Next Week

June 28, 2013

Next week is the first one of the third calendar quarter.  Monday kicks off with the Bank of Japan’s quarterly Tankan survey of corporate business conditions and expectations.  Monday starts the Mark Carney era at the Bank of England and Lithuania’s half-year stewardship of the EU presidency.

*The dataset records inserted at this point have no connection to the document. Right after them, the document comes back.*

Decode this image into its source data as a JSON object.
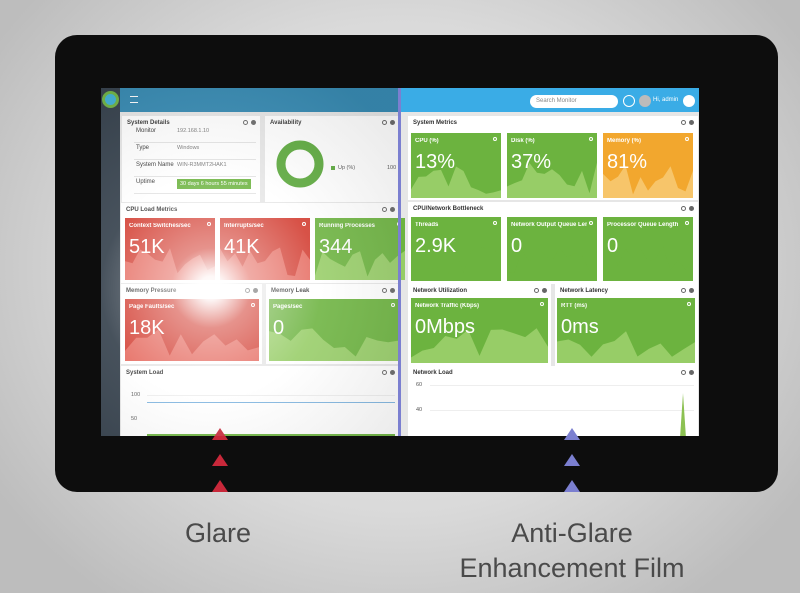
{
  "topbar": {
    "search_placeholder": "Search Monitor",
    "user": "Hi, admin"
  },
  "left": {
    "system_details": {
      "title": "System Details",
      "rows": [
        [
          "Monitor",
          "192.168.1.10"
        ],
        [
          "Type",
          "Windows"
        ],
        [
          "System Name",
          "WIN-R3MMT2HAK1"
        ],
        [
          "Uptime",
          "30 days 6 hours 55 minutes"
        ]
      ]
    },
    "availability": {
      "title": "Availability",
      "legend": "Up (%)",
      "axis": "100"
    },
    "cpu_load": {
      "title": "CPU Load Metrics",
      "tiles": [
        {
          "label": "Context Switches/sec",
          "value": "51K"
        },
        {
          "label": "Interrupts/sec",
          "value": "41K"
        },
        {
          "label": "Running Processes",
          "value": "344"
        }
      ]
    },
    "memory_pressure": {
      "title": "Memory Pressure",
      "tiles": [
        {
          "label": "Page Faults/sec",
          "value": "18K"
        }
      ]
    },
    "memory_leak": {
      "title": "Memory Leak",
      "tiles": [
        {
          "label": "Pages/sec",
          "value": "0"
        }
      ]
    },
    "system_load": {
      "title": "System Load",
      "yticks": [
        "100",
        "50"
      ]
    }
  },
  "right": {
    "system_metrics": {
      "title": "System Metrics",
      "tiles": [
        {
          "label": "CPU (%)",
          "value": "13%"
        },
        {
          "label": "Disk (%)",
          "value": "37%"
        },
        {
          "label": "Memory (%)",
          "value": "81%"
        }
      ]
    },
    "bottleneck": {
      "title": "CPU/Network Bottleneck",
      "tiles": [
        {
          "label": "Threads",
          "value": "2.9K"
        },
        {
          "label": "Network Output Queue Len...",
          "value": "0"
        },
        {
          "label": "Processor Queue Length",
          "value": "0"
        }
      ]
    },
    "network_utilization": {
      "title": "Network Utilization",
      "tiles": [
        {
          "label": "Network Traffic (Kbps)",
          "value": "0Mbps"
        }
      ]
    },
    "network_latency": {
      "title": "Network Latency",
      "tiles": [
        {
          "label": "RTT (ms)",
          "value": "0ms"
        }
      ]
    },
    "network_load": {
      "title": "Network Load",
      "yticks": [
        "60",
        "40"
      ]
    }
  },
  "captions": {
    "glare": "Glare",
    "anti_glare": [
      "Anti-Glare",
      "Enhancement Film"
    ]
  }
}
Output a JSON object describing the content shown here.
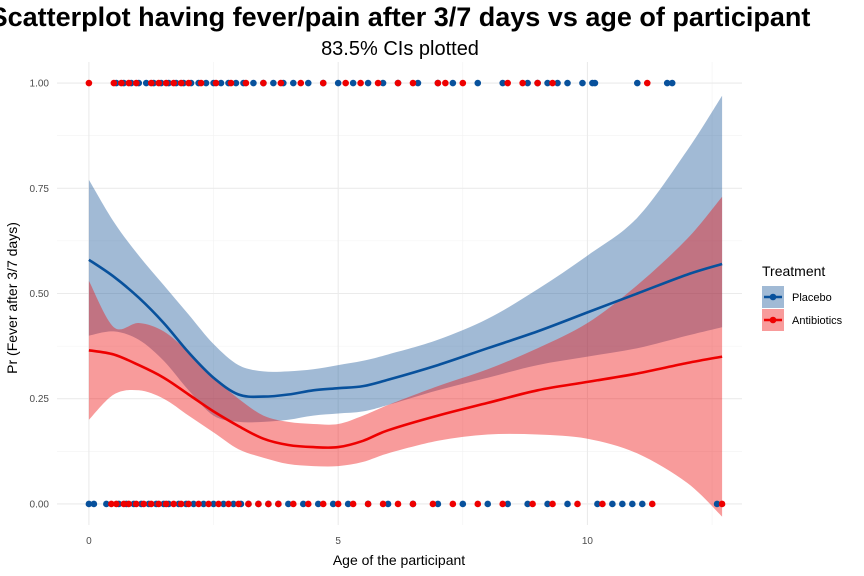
{
  "chart_data": {
    "type": "scatter",
    "title": "Scatterplot having fever/pain after 3/7 days vs age of participant",
    "subtitle": "83.5% CIs plotted",
    "xlabel": "Age of the participant",
    "ylabel": "Pr (Fever after 3/7 days)",
    "xlim": [
      -0.64,
      13.1
    ],
    "ylim": [
      -0.05,
      1.05
    ],
    "xticks": [
      0,
      5,
      10
    ],
    "xtick_labels": [
      "0",
      "5",
      "10"
    ],
    "yticks": [
      0,
      0.25,
      0.5,
      0.75,
      1.0
    ],
    "ytick_labels": [
      "0.00",
      "0.25",
      "0.50",
      "0.75",
      "1.00"
    ],
    "grid": true,
    "legend": {
      "title": "Treatment",
      "position": "right",
      "entries": [
        {
          "label": "Placebo",
          "color": "#08519c"
        },
        {
          "label": "Antibiotics",
          "color": "#ee0000"
        }
      ]
    },
    "series": [
      {
        "name": "Placebo",
        "color": "#08519c",
        "fit": {
          "x": [
            0,
            0.5,
            1,
            1.5,
            2,
            2.5,
            3,
            3.5,
            4,
            4.5,
            5,
            5.5,
            6,
            7,
            8,
            9,
            10,
            11,
            12,
            12.7
          ],
          "y": [
            0.58,
            0.54,
            0.49,
            0.43,
            0.36,
            0.3,
            0.26,
            0.255,
            0.26,
            0.27,
            0.275,
            0.28,
            0.295,
            0.33,
            0.37,
            0.41,
            0.455,
            0.5,
            0.545,
            0.57
          ],
          "lower": [
            0.4,
            0.41,
            0.39,
            0.34,
            0.27,
            0.21,
            0.195,
            0.195,
            0.2,
            0.21,
            0.215,
            0.22,
            0.235,
            0.27,
            0.3,
            0.33,
            0.35,
            0.37,
            0.4,
            0.42
          ],
          "upper": [
            0.77,
            0.67,
            0.59,
            0.52,
            0.45,
            0.38,
            0.33,
            0.315,
            0.315,
            0.32,
            0.33,
            0.34,
            0.355,
            0.39,
            0.44,
            0.51,
            0.59,
            0.68,
            0.84,
            0.97
          ]
        },
        "points_x_at_0": [
          0,
          0.1,
          0.35,
          0.6,
          0.75,
          0.9,
          1.05,
          1.2,
          1.35,
          1.5,
          1.6,
          1.8,
          1.95,
          2.1,
          2.3,
          2.5,
          2.7,
          2.9,
          3.05,
          3.2,
          3.4,
          3.6,
          3.8,
          4.0,
          4.3,
          4.6,
          4.9,
          5.2,
          5.6,
          6.0,
          6.5,
          7.0,
          7.5,
          8.0,
          8.4,
          8.8,
          9.2,
          9.6,
          10.2,
          10.5,
          10.7,
          10.9,
          11.1,
          12.6
        ],
        "points_x_at_1": [
          0.55,
          0.7,
          0.85,
          1.0,
          1.15,
          1.3,
          1.45,
          1.6,
          1.75,
          1.9,
          2.05,
          2.2,
          2.35,
          2.5,
          2.65,
          2.8,
          2.95,
          3.1,
          3.3,
          3.5,
          3.7,
          3.9,
          4.1,
          4.4,
          4.7,
          5.0,
          5.3,
          5.6,
          5.9,
          6.2,
          6.6,
          7.0,
          7.3,
          7.8,
          8.3,
          8.8,
          9.0,
          9.2,
          9.4,
          9.6,
          9.9,
          10.1,
          10.15,
          11.0,
          11.6,
          11.7
        ]
      },
      {
        "name": "Antibiotics",
        "color": "#ee0000",
        "fit": {
          "x": [
            0,
            0.5,
            1,
            1.5,
            2,
            2.5,
            3,
            3.5,
            4,
            4.5,
            5,
            5.5,
            6,
            7,
            8,
            9,
            10,
            11,
            12,
            12.7
          ],
          "y": [
            0.365,
            0.355,
            0.33,
            0.3,
            0.26,
            0.22,
            0.185,
            0.155,
            0.14,
            0.135,
            0.135,
            0.15,
            0.175,
            0.21,
            0.24,
            0.27,
            0.29,
            0.31,
            0.335,
            0.35
          ],
          "lower": [
            0.2,
            0.26,
            0.27,
            0.25,
            0.21,
            0.17,
            0.13,
            0.11,
            0.095,
            0.09,
            0.09,
            0.1,
            0.12,
            0.15,
            0.165,
            0.165,
            0.155,
            0.12,
            0.05,
            -0.03
          ],
          "upper": [
            0.53,
            0.42,
            0.43,
            0.41,
            0.36,
            0.3,
            0.25,
            0.21,
            0.195,
            0.19,
            0.19,
            0.21,
            0.235,
            0.28,
            0.32,
            0.37,
            0.43,
            0.52,
            0.63,
            0.73
          ]
        },
        "points_x_at_0": [
          0.45,
          0.55,
          0.7,
          0.8,
          0.95,
          1.1,
          1.25,
          1.4,
          1.55,
          1.7,
          1.85,
          2.0,
          2.2,
          2.4,
          2.6,
          2.8,
          3.0,
          3.2,
          3.4,
          3.6,
          3.8,
          4.1,
          4.4,
          4.7,
          5.0,
          5.3,
          5.6,
          5.9,
          6.2,
          6.5,
          6.9,
          7.3,
          7.8,
          8.3,
          8.9,
          9.3,
          9.8,
          10.3,
          11.3,
          12.7
        ],
        "points_x_at_1": [
          0,
          0.5,
          0.65,
          0.8,
          0.95,
          1.25,
          1.4,
          1.55,
          1.7,
          1.85,
          2.0,
          2.25,
          2.55,
          2.85,
          3.15,
          3.5,
          3.85,
          4.25,
          4.7,
          5.15,
          5.45,
          5.8,
          6.2,
          6.5,
          7.0,
          7.15,
          7.5,
          8.4,
          8.7,
          9.0,
          9.3,
          11.2
        ]
      }
    ]
  }
}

Various and sundry purchasing manager surveys — over fifty in all — will be released next week, covering manufacturing, services, and in a few cases construction.  Most of the manufacturing PMIs arrive Monday, and the bulk of the service-sector PMIs will be released Wednesday.

The second of America’s three summertime holidays, Independence Day, falls on a Thursday.  Many folks will make a four-day weekend of the occasion, but the release on Friday of the U.S. Labor Department jobs report will attract huge attention given Bernanke’s remarks about a likely wind-down of quantitative easing if labor market trends evolve as Fed officials anticipate.

Central bank interest rate meetings are planned next week at the ECB, Bank of England, Swedish Riksbank, Romanian National Bank, Reserve Bank of Australia, and Poland’s Narodowy Bank.  In the cases of Sweden, Poland, and Romania, analysts are split over whether a 25-basis point rate cut will happen.  On Thursday when the U.S. is closed, Mario Draghi presides over an ECB press conference, and BOJ Governor Haruhiko Kuroda presents a speech.

In addition to the aforementioned Labor Dept jobs report and manufacturing and services PMI surveys, scheduled U.S. data releases include the trade deficit, the IBD/TIPP optimism index, construction spending, factory orders, auto sales, New York regional PMI (known as the NAPM index) and ADP estimate of private employment growth are being released next week, along with the weekly checks on chain store sales, mortgage applications, jobless insurance claims, energy inventories, and consumer comfort.

Besides the service-sector PMI and BOJ Tankan survey, Japan’s data calendar shows auto sales, the monetary base, labor cash earnings and the index of leading economic indicators.  Elsewhere in Asia, price data — either the CPI, PPI or both — will be announced for South Korea, Indonesia, Thailand, Taiwan and the Philippines.  Trade figures arrive for South Korea, Indonesia, Malaysia and Thailand.  Hong Kong retail sales is also scheduled.

The focus in Australia will be primarily political following this past week’s intra-Labour Party leadership shake-up that returned Kevin Rudd to the post of prime minister.  However, several economic indicators are also being released, including job ads, building permits, retail sales, new home sales and the trade balance.  Both CPI and PPI data get released in Turkey.

Euroland-wide indicator releases are planned for retail sales, consumer prices, and unemployment.  Also arriving next week are German wholesale prices and industrial orders, the French trade deficit, Spanish industrial production and unemployment, Italian unemployment, and Dutch consumer prices. 

Britain has many data events on tap: M4 money, consumer credit, mortgage applications and loans, shop prices, the Halifax and Hometrack house price indices, auto sales and, most importantly, retail sales.  Swiss reserves and consumer prices, Norwegian industrial production, Czech, Romanian and Hungarian retail sales are some of the other upcoming European releases.

Canada, like the United States, releases labor statistics next Friday and trade data on Wednesday.  Brazil will be reporting trade, industrial production, and CPI data, while Mexico is releasing consumer confidence.